Despite retaining the basic concepts from the current version, IPv6 has changes in all the details. For example, IPv6 uses large addresses and an entirely new datagram header format. Finally, IPv6 uses a series of fixed-length header to handle optional information instead of a single header with a variable-length options field.
The new features in IPv6 may be grouped into five main categories:
(1) Address size: Instead of 32 bits, each IPv6 address contains 128 bits. The resulting address space is large enough to accommodate continued growth of the World-Wide Internet for many decades.
(2) Header format: The IPv6 datagram header is completely different from the IPv4 header. Almost every field in the header has been changed; some have been replaced.
(3) Extension header: Unlike IPv4, which uses a single header format for all datagrarns, IPv6 encodes information into separate headers. A datagram consists of the base IPv6 header followed by zero, or more extension headers followed by data.
(4) Support for audio and video: IPv6 includes a mechanism that allows a sender and receiver to establish a high-quality path through the underlying network and to associate datagrams with that path. Although the mechanism is intended for use with audio and video applications that require high performance guarantee, the mechanism can also be used to associate datagrams with low-cost paths.
(5) Extensible protocol: Unlike IPv4, IPv6 does not specify all possible protocol features. Instead, the designers have provided a scheme that allows a sender to add additional information to a datagram. The extension scheme makes IPv6 more flexible than IPv4 and means that new features can be added to the design as needed.
To distinguish the new version of IP from the current version, the two protocols are referred to using their version numbers. The current version of IP is IPv4 and the proposed new version is IPv6.
Though IPv6 retains many of the concepts of IPv4, it differs from the latter in all the details. For example, like IPv4, IPv6 provides a connectionless service in which two computers exchange short messages called datagrams. However, unlike an IPv4 datagram in which the header contains fields for each function, IPv6 defines separate headers for each function, Each IPv6 datagram consists of a base header followed by zero or more extension header followed by data.

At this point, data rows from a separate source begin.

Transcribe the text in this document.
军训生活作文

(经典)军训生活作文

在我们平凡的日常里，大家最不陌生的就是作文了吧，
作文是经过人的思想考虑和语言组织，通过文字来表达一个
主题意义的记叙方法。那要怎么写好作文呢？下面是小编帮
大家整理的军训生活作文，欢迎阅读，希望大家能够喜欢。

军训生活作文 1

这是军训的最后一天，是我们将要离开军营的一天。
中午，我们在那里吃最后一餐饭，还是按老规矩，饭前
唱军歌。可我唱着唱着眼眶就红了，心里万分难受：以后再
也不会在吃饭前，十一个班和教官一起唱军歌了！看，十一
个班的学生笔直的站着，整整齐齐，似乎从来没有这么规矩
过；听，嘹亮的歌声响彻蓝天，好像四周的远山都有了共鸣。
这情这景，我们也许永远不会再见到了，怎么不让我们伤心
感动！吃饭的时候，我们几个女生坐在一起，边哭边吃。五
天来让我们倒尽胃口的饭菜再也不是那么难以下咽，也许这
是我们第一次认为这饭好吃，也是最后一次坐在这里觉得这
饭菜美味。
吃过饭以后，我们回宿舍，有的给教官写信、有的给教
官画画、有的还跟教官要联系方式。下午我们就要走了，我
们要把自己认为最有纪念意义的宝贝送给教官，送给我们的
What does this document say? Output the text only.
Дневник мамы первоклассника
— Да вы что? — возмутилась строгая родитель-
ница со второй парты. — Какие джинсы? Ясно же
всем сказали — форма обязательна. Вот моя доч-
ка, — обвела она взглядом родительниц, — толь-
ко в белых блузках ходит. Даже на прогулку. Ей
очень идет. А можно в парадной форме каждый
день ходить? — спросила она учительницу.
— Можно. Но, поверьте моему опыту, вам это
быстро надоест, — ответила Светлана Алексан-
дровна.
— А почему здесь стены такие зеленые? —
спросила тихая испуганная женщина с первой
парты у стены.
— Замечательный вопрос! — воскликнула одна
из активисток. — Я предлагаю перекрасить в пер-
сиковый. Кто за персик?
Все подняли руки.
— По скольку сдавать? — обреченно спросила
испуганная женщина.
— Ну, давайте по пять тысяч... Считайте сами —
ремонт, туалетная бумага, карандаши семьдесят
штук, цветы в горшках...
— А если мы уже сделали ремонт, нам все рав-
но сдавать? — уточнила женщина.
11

Like IPv4, IPv6 defines an address for each network connection. Thus, as in IPv4, a computer that connects to multiple physical networks (say, a router) has multiple addresses. However, special addresses are completely changed in IM. Instead of IPv4's notation of network broadcast, IPv6 defines multicast and any cast (cluster) addresses, both of which correspond to a set of computers. A multicast address corresponds to a set of computers at multiple sites that are treated as a single entity; each computer in the set will receive a copy of any datagram sent to the set. A cluster permits replication of services: a datagram sent to a cluster address will be delivered to exactly one member of the cluster (for example, the member that is closest to the sender).